AVEZZANO. Comune di Avezzano fuori dalla Scav entro il primo semestre del 2022. Il consiglio comunale, in attuazione delle linee guida del Governo mirate alla riduzione generale del costi per le partecipate, ha approvato la vendita delle quote della società di trasporto urbano mettendo il sigillo finale sull’operazione avviata dal commissario prefettizio, Mauro Passerotti. Contestualmente l’assise civica ha deliberato il nuovo piano di razionalizzazione per tutte le società partecipate che prevede un indirizzo di riduzione generale dei costi (2%) riguardanti soprattutto consulenze e acquisti di beni e servizi.

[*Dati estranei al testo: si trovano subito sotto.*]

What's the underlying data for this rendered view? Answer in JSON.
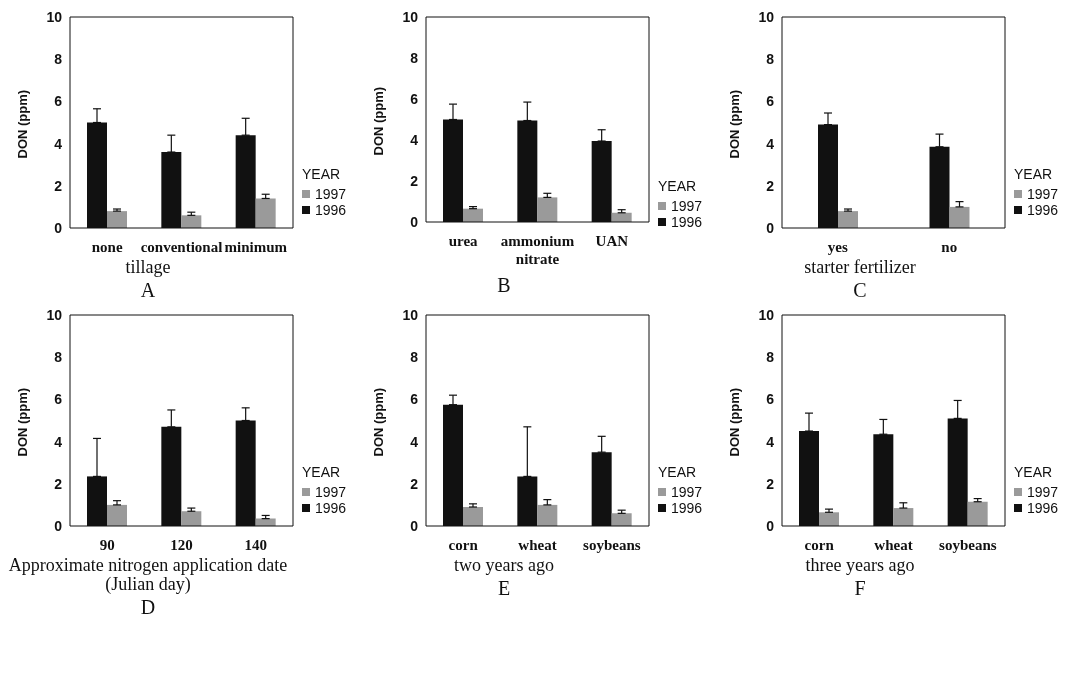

«La delibera adottata dell’assise civica», spiega l’assessore alle partecipate Loreta Ruscio, «è un atto dovuto, in quanto imposto dal Tusp (Testo unico in materia di società a partecipazione pubblica). Con la cessione delle quote, però, l’amministrazione vigilerà sulla garanzia e tutela dei diritti dei lavoratori nell’ambito della decisioni che assumerà la Regione per assegnare il nuovo chilometraggio del servizio pubblico. Una decisione è imposta dalla cosiddetta legge Madia che, per evitare sanzioni, impone agli enti pubblici di razionalizzare le spese gestionali delle società partecipate entro la fine di ogni anno. Il Comune», conlude l’assessore Ruscio, «partecipa alla società cooperativa Scav con una quota del 56%, pur non avendo potere decisionale maggioritario rispetto agli altri soci con quote minori: nelle società cooperative, infatti, vige il principio dell’1 vale 1, al di là delle quote possedute».